I've built a simple app in Python, with a front-end UI in Dash.
It relies on three files,
- small dataframe, in pickle format ,95KB
- large scipy sparse matrix, in NPZ format, 12MB
- large scikit KNN-model, in job lib format, 65MB
I have read in the first dataframe successfully by
link = 'https://github.com/user/project/raw/master/filteredDF.pkl'
df = pd.read_pickle(link)
But when I try this with the others, say, the model by:
mLink = 'https://github.com/user/project/raw/master/knnModel.pkl'
filehandler = open(mLink, 'rb')
model_knn = pickle.load(filehandler)
I just get an error
Invalid argument: 'https://github.com/user/project/raw/master/knnModel45Percent.pkl'
I also pushed these files using Github LFS, but the same error occurs.

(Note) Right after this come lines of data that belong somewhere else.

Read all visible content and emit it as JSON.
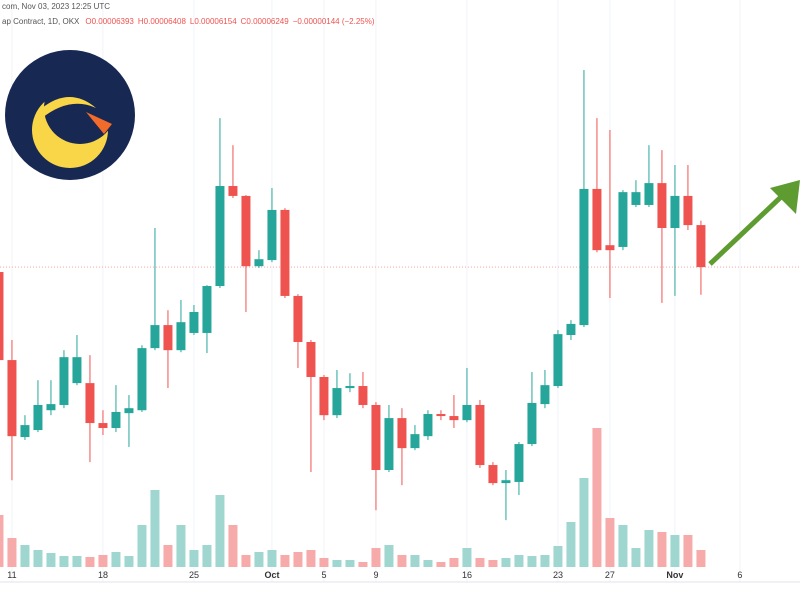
{
  "chart_data": {
    "type": "candlestick",
    "header_source": "com, Nov 03, 2023 12:25 UTC",
    "header_contract": "ap Contract, 1D, OKX",
    "header_ohlc": [
      "O0.00006393",
      "H0.00006408",
      "L0.00006154",
      "C0.00006249",
      "−0.00000144 (−2.25%)"
    ],
    "x": [
      0,
      1,
      2,
      3,
      4,
      5,
      6,
      7,
      8,
      9,
      10,
      11,
      12,
      13,
      14,
      15,
      16,
      17,
      18,
      19,
      20,
      21,
      22,
      23,
      24,
      25,
      26,
      27,
      28,
      29,
      30,
      31,
      32,
      33,
      34,
      35,
      36,
      37,
      38,
      39,
      40,
      41,
      42,
      43,
      44,
      45,
      46,
      47,
      48,
      49,
      50,
      51,
      52,
      53,
      54
    ],
    "open": [
      6.232e-05,
      5.93e-05,
      5.666e-05,
      5.69e-05,
      5.758e-05,
      5.776e-05,
      5.851e-05,
      5.851e-05,
      5.714e-05,
      5.697e-05,
      5.748e-05,
      5.758e-05,
      5.971e-05,
      6.05e-05,
      5.964e-05,
      6.023e-05,
      6.023e-05,
      6.184e-05,
      6.527e-05,
      6.493e-05,
      6.252e-05,
      6.273e-05,
      6.445e-05,
      6.15e-05,
      5.992e-05,
      5.872e-05,
      5.741e-05,
      5.834e-05,
      5.841e-05,
      5.776e-05,
      5.553e-05,
      5.731e-05,
      5.628e-05,
      5.669e-05,
      5.745e-05,
      5.738e-05,
      5.724e-05,
      5.776e-05,
      5.57e-05,
      5.508e-05,
      5.512e-05,
      5.642e-05,
      5.779e-05,
      5.841e-05,
      6.016e-05,
      6.05e-05,
      6.517e-05,
      6.324e-05,
      6.318e-05,
      6.462e-05,
      6.462e-05,
      6.537e-05,
      6.383e-05,
      6.493e-05,
      6.393e-05
    ],
    "high": [
      6.256e-05,
      5.999e-05,
      5.741e-05,
      5.861e-05,
      5.861e-05,
      5.964e-05,
      6.016e-05,
      5.947e-05,
      5.758e-05,
      5.844e-05,
      5.81e-05,
      5.981e-05,
      6.383e-05,
      6.101e-05,
      6.136e-05,
      6.119e-05,
      6.187e-05,
      6.76e-05,
      6.667e-05,
      6.496e-05,
      6.307e-05,
      6.52e-05,
      6.451e-05,
      6.156e-05,
      5.999e-05,
      5.879e-05,
      5.896e-05,
      5.885e-05,
      5.889e-05,
      5.786e-05,
      5.776e-05,
      5.765e-05,
      5.707e-05,
      5.758e-05,
      5.758e-05,
      5.81e-05,
      5.903e-05,
      5.793e-05,
      5.58e-05,
      5.553e-05,
      5.649e-05,
      5.889e-05,
      5.896e-05,
      6.033e-05,
      6.067e-05,
      6.925e-05,
      6.76e-05,
      6.719e-05,
      6.513e-05,
      6.547e-05,
      6.667e-05,
      6.65e-05,
      6.599e-05,
      6.599e-05,
      6.408e-05
    ],
    "low": [
      5.896e-05,
      5.518e-05,
      5.656e-05,
      5.683e-05,
      5.741e-05,
      5.765e-05,
      5.844e-05,
      5.58e-05,
      5.673e-05,
      5.683e-05,
      5.632e-05,
      5.752e-05,
      5.964e-05,
      5.834e-05,
      5.957e-05,
      6.016e-05,
      5.954e-05,
      6.177e-05,
      6.486e-05,
      6.095e-05,
      6.246e-05,
      6.266e-05,
      6.143e-05,
      5.903e-05,
      5.546e-05,
      5.724e-05,
      5.731e-05,
      5.82e-05,
      5.765e-05,
      5.415e-05,
      5.546e-05,
      5.501e-05,
      5.621e-05,
      5.656e-05,
      5.724e-05,
      5.697e-05,
      5.717e-05,
      5.56e-05,
      5.501e-05,
      5.381e-05,
      5.467e-05,
      5.635e-05,
      5.765e-05,
      5.834e-05,
      5.999e-05,
      6.043e-05,
      6.3e-05,
      6.143e-05,
      6.307e-05,
      6.455e-05,
      6.455e-05,
      6.126e-05,
      6.15e-05,
      6.376e-05,
      6.154e-05
    ],
    "close": [
      5.93e-05,
      5.669e-05,
      5.707e-05,
      5.776e-05,
      5.779e-05,
      5.94e-05,
      5.94e-05,
      5.714e-05,
      5.697e-05,
      5.752e-05,
      5.765e-05,
      5.971e-05,
      6.05e-05,
      5.964e-05,
      6.06e-05,
      6.095e-05,
      6.184e-05,
      6.527e-05,
      6.493e-05,
      6.252e-05,
      6.276e-05,
      6.445e-05,
      6.15e-05,
      5.992e-05,
      5.872e-05,
      5.741e-05,
      5.834e-05,
      5.841e-05,
      5.776e-05,
      5.553e-05,
      5.731e-05,
      5.628e-05,
      5.676e-05,
      5.745e-05,
      5.738e-05,
      5.724e-05,
      5.776e-05,
      5.57e-05,
      5.508e-05,
      5.518e-05,
      5.642e-05,
      5.783e-05,
      5.844e-05,
      6.019e-05,
      6.054e-05,
      6.517e-05,
      6.307e-05,
      6.307e-05,
      6.506e-05,
      6.506e-05,
      6.537e-05,
      6.383e-05,
      6.493e-05,
      6.393e-05,
      6.249e-05
    ],
    "volume": [
      52,
      29,
      22,
      17,
      14,
      11,
      11,
      10,
      12,
      15,
      11,
      42,
      77,
      22,
      42,
      17,
      22,
      72,
      42,
      12,
      15,
      17,
      12,
      15,
      17,
      9,
      7,
      7,
      5,
      19,
      22,
      12,
      12,
      7,
      5,
      9,
      19,
      9,
      7,
      9,
      12,
      11,
      12,
      21,
      45,
      89,
      139,
      49,
      42,
      19,
      37,
      35,
      32,
      32,
      17
    ],
    "ylim": [
      5.21e-05,
      7.165e-05
    ],
    "volume_lim": [
      0,
      200
    ],
    "xlim": [
      0.08,
      61.62
    ],
    "xticks": [
      {
        "value": 1,
        "label": "11"
      },
      {
        "value": 8,
        "label": "18"
      },
      {
        "value": 15,
        "label": "25"
      },
      {
        "value": 21,
        "label": "Oct"
      },
      {
        "value": 25,
        "label": "5"
      },
      {
        "value": 29,
        "label": "9"
      },
      {
        "value": 36,
        "label": "16"
      },
      {
        "value": 43,
        "label": "23"
      },
      {
        "value": 47,
        "label": "27"
      },
      {
        "value": 52,
        "label": "Nov"
      },
      {
        "value": 57,
        "label": "6"
      }
    ],
    "up_color": "#26a69a",
    "down_color": "#ef5350",
    "up_volume_color": "#9fd6cf",
    "down_volume_color": "#f6aaa9",
    "grid": true
  }
}
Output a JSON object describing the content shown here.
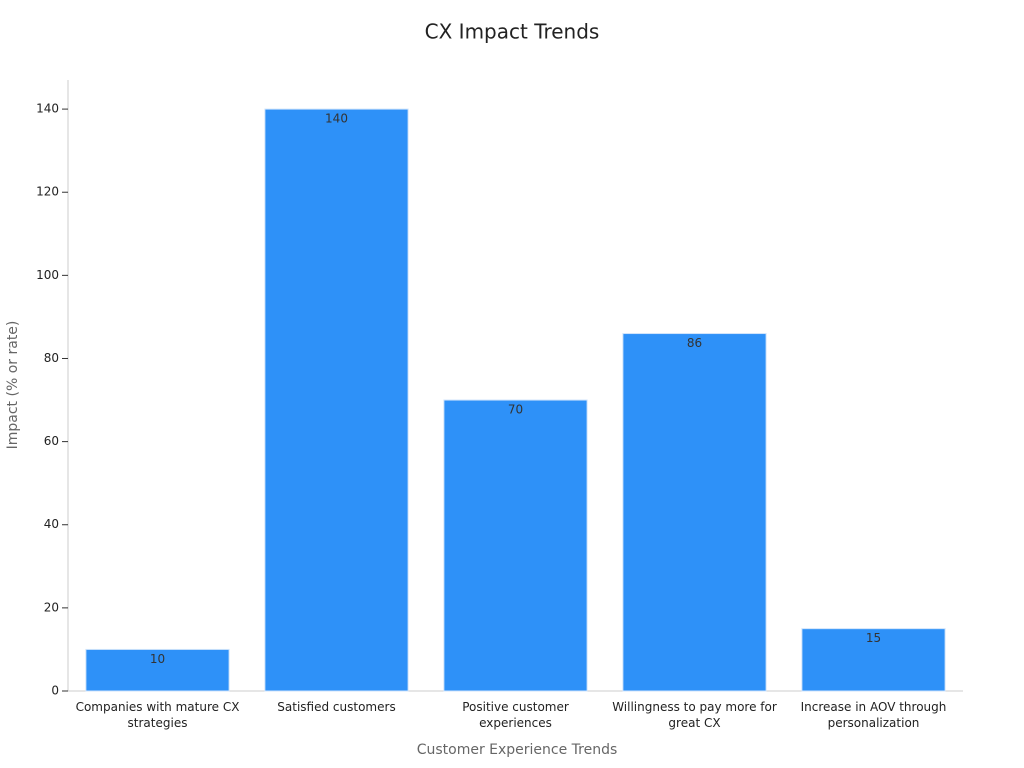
{
  "chart_data": {
    "type": "bar",
    "title": "CX Impact Trends",
    "x_label": "Customer Experience Trends",
    "y_label": "Impact (% or rate)",
    "categories": [
      "Companies with mature CX strategies",
      "Satisfied customers",
      "Positive customer experiences",
      "Willingness to pay more for great CX",
      "Increase in AOV through personalization"
    ],
    "values": [
      10,
      140,
      70,
      86,
      15
    ],
    "color": "#2e91f8",
    "ylim": [
      0,
      147
    ],
    "yticks": [
      0,
      20,
      40,
      60,
      80,
      100,
      120,
      140
    ],
    "grid": false
  }
}
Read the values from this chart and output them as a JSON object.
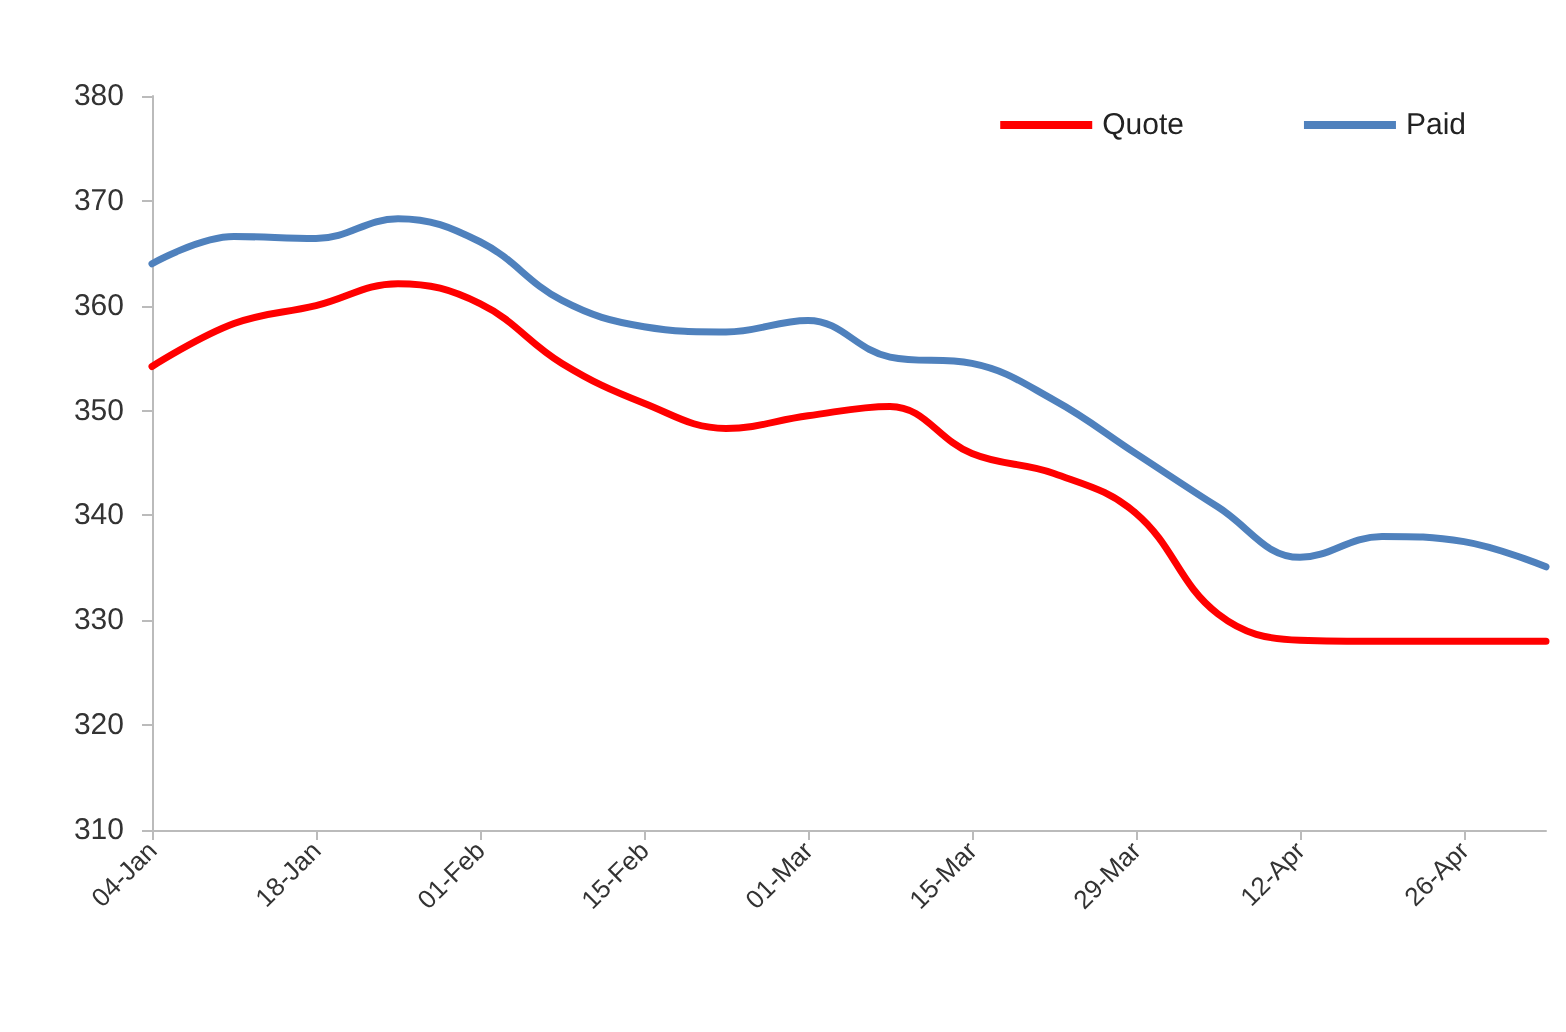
{
  "chart_data": {
    "type": "line",
    "categories": [
      "04-Jan",
      null,
      "18-Jan",
      null,
      "01-Feb",
      null,
      "15-Feb",
      null,
      "01-Mar",
      null,
      "15-Mar",
      null,
      "29-Mar",
      null,
      "12-Apr",
      null,
      "26-Apr",
      null
    ],
    "series": [
      {
        "name": "Quote",
        "color": "#ff0000",
        "values": [
          354.2,
          358.3,
          360.0,
          362.1,
          360.2,
          354.5,
          350.7,
          348.3,
          349.5,
          350.4,
          345.9,
          344.0,
          340.2,
          330.6,
          328.1,
          328.0,
          328.0,
          328.0
        ]
      },
      {
        "name": "Paid",
        "color": "#4f81bd",
        "values": [
          364.0,
          366.6,
          366.4,
          368.3,
          366.1,
          360.5,
          358.0,
          357.5,
          358.6,
          355.1,
          354.5,
          351.0,
          345.9,
          340.8,
          336.0,
          338.0,
          337.5,
          335.1
        ]
      }
    ],
    "ylim": [
      310,
      380
    ],
    "yticks": [
      310,
      320,
      330,
      340,
      350,
      360,
      370,
      380
    ],
    "grid": false,
    "legend": "top right",
    "marker": "none",
    "line_style": "solid"
  }
}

I understand that hosting large static files on github is bad practice, but I haven't been able to figure out how to use PyDrive or AWS S3 w/ my project. I just need these files to be read in by my project, and I plan to host the app on something like Heroku. I don't really need a full-on DB to store files. The best case would be if I could read in these large files stored in my repo, but if there is a better approach, I am willing as well. I spent the past few days struggling through Dropbox, Amazon, and Google Cloud APIs and am a bit lost. Any help appreciated, thank you.